What does the virus look like? Anyone who read The Hot Zone for biology class can tell you it’s an ugly way to die.

Ebola victims typically exhibit flu-like symptoms at first, which makes it incredibly difficult to detect. It’s often mistaken for malaria or typhoid, but from there, all hell breaks loose: Headaches, fever and stomach pain devolve into vomiting, diarrhea and bleeding from the mucous membranes, climaxing with massive boils on the skin and an eventual shutdown of the internal organs.

The virus spreads when victims “spew” blood or phlegm into the cuts or mucous membranes of its next host. You read that correctly.

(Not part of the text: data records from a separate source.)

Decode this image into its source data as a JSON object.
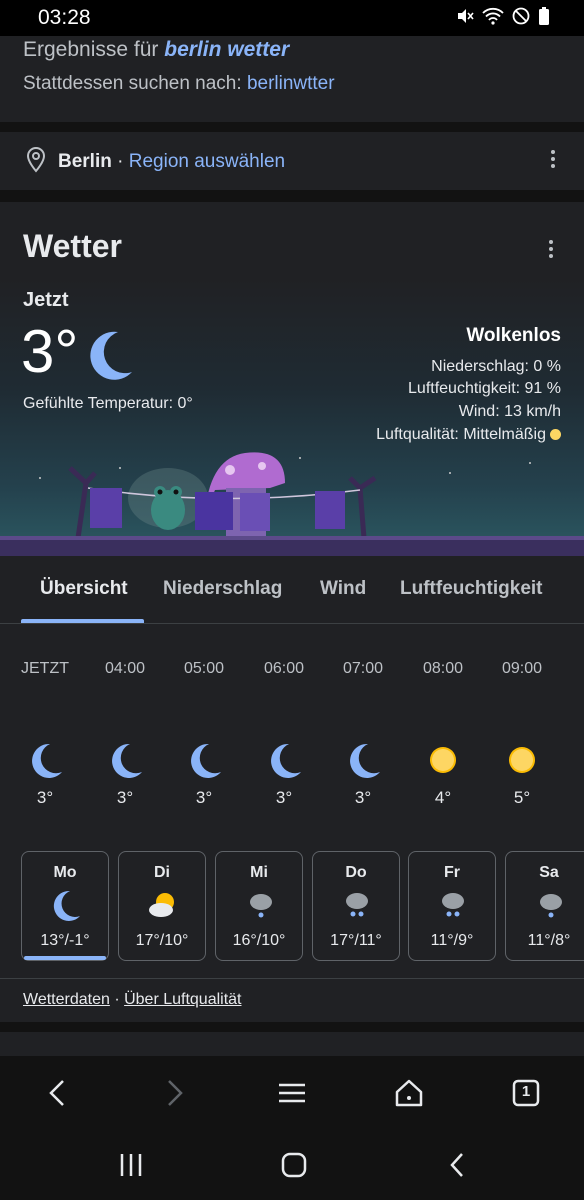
{
  "status": {
    "time": "03:28"
  },
  "search": {
    "results_prefix": "Ergebnisse für ",
    "results_query": "berlin wetter",
    "instead_prefix": "Stattdessen suchen nach: ",
    "instead_query": "berlinwtter"
  },
  "location": {
    "city": "Berlin",
    "separator": " · ",
    "region_link": "Region auswählen"
  },
  "weather": {
    "title": "Wetter",
    "now_label": "Jetzt",
    "temperature": "3°",
    "feels_like": "Gefühlte Temperatur: 0°",
    "condition": "Wolkenlos",
    "precipitation": "Niederschlag: 0 %",
    "humidity": "Luftfeuchtigkeit: 91 %",
    "wind": "Wind: 13 km/h",
    "air_quality": "Luftqualität: Mittelmäßig",
    "colors": {
      "accent": "#8ab4f8",
      "sun": "#fbbc04",
      "moon": "#8ab4f8",
      "aq": "#fdd663"
    }
  },
  "tabs": [
    "Übersicht",
    "Niederschlag",
    "Wind",
    "Luftfeuchtigkeit"
  ],
  "hourly": [
    {
      "time": "JETZT",
      "icon": "moon-icon",
      "temp": "3°"
    },
    {
      "time": "04:00",
      "icon": "moon-icon",
      "temp": "3°"
    },
    {
      "time": "05:00",
      "icon": "moon-icon",
      "temp": "3°"
    },
    {
      "time": "06:00",
      "icon": "moon-icon",
      "temp": "3°"
    },
    {
      "time": "07:00",
      "icon": "moon-icon",
      "temp": "3°"
    },
    {
      "time": "08:00",
      "icon": "sun-icon",
      "temp": "4°"
    },
    {
      "time": "09:00",
      "icon": "sun-icon",
      "temp": "5°"
    }
  ],
  "daily": [
    {
      "day": "Mo",
      "icon": "moon-icon",
      "temps": "13°/-1°"
    },
    {
      "day": "Di",
      "icon": "partly-cloudy-icon",
      "temps": "17°/10°"
    },
    {
      "day": "Mi",
      "icon": "rain-cloud-icon",
      "temps": "16°/10°"
    },
    {
      "day": "Do",
      "icon": "rain-cloud-icon",
      "temps": "17°/11°"
    },
    {
      "day": "Fr",
      "icon": "rain-cloud-icon",
      "temps": "11°/9°"
    },
    {
      "day": "Sa",
      "icon": "rain-cloud-icon",
      "temps": "11°/8°"
    }
  ],
  "links": {
    "data": "Wetterdaten",
    "sep": " · ",
    "aq": "Über Luftqualität"
  },
  "browser": {
    "tab_count": "1"
  }
}
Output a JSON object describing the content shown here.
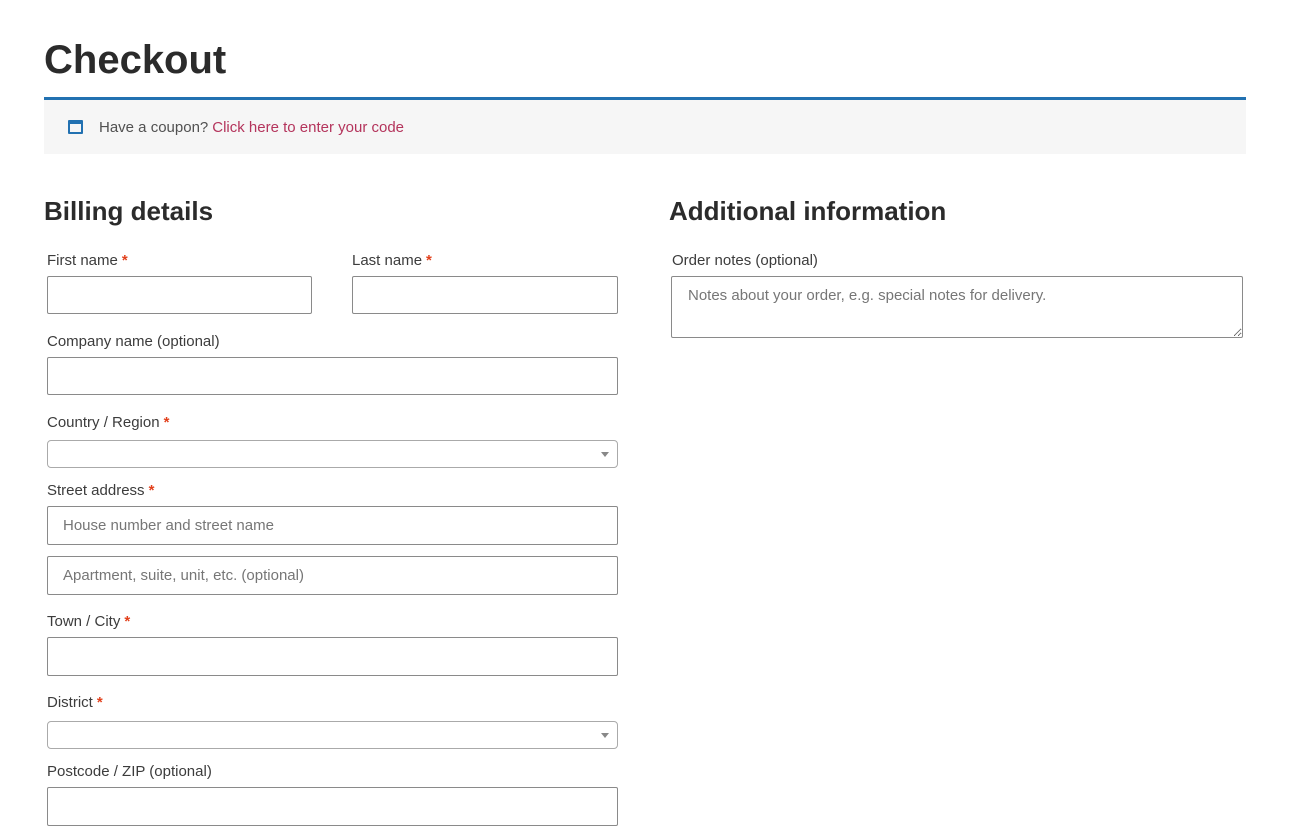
{
  "page": {
    "title": "Checkout"
  },
  "coupon": {
    "icon": "window-icon",
    "text": "Have a coupon?",
    "link": "Click here to enter your code"
  },
  "billing": {
    "heading": "Billing details",
    "first_name": {
      "label": "First name",
      "required": "*",
      "value": "",
      "placeholder": ""
    },
    "last_name": {
      "label": "Last name",
      "required": "*",
      "value": "",
      "placeholder": ""
    },
    "company": {
      "label": "Company name (optional)",
      "value": "",
      "placeholder": ""
    },
    "country": {
      "label": "Country / Region",
      "required": "*",
      "value": ""
    },
    "street": {
      "label": "Street address",
      "required": "*",
      "line1_placeholder": "House number and street name",
      "line2_placeholder": "Apartment, suite, unit, etc. (optional)"
    },
    "city": {
      "label": "Town / City",
      "required": "*",
      "value": ""
    },
    "district": {
      "label": "District",
      "required": "*",
      "value": ""
    },
    "postcode": {
      "label": "Postcode / ZIP (optional)",
      "value": ""
    }
  },
  "additional": {
    "heading": "Additional information",
    "order_notes": {
      "label": "Order notes (optional)",
      "placeholder": "Notes about your order, e.g. special notes for delivery."
    }
  },
  "colors": {
    "accent": "#2271b1",
    "link": "#b4345c",
    "required": "#e2401c"
  }
}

Background: The battle to contain it thus far has been arduous.

Since March, doctors and aid workers have worked tirelessly to stop Ebola from spreading throughout the continent, even as it wreaked havoc throughout the region. In the four months before Sawyer, at least 1,100 people in the aforementioned nations had contracted the virus, including 100 health workers, 50 of which have died.

Image Credit: Quartz

But Guinea, Liberia and Sierra Leone are largely rural, meaning the outbreak has been slightly easier to contain, according to Quartz. Nigeria is a different story altogether. And the rest of the continent, and by extension, the world, may depend on how well Lagos can keep the virus from spreading.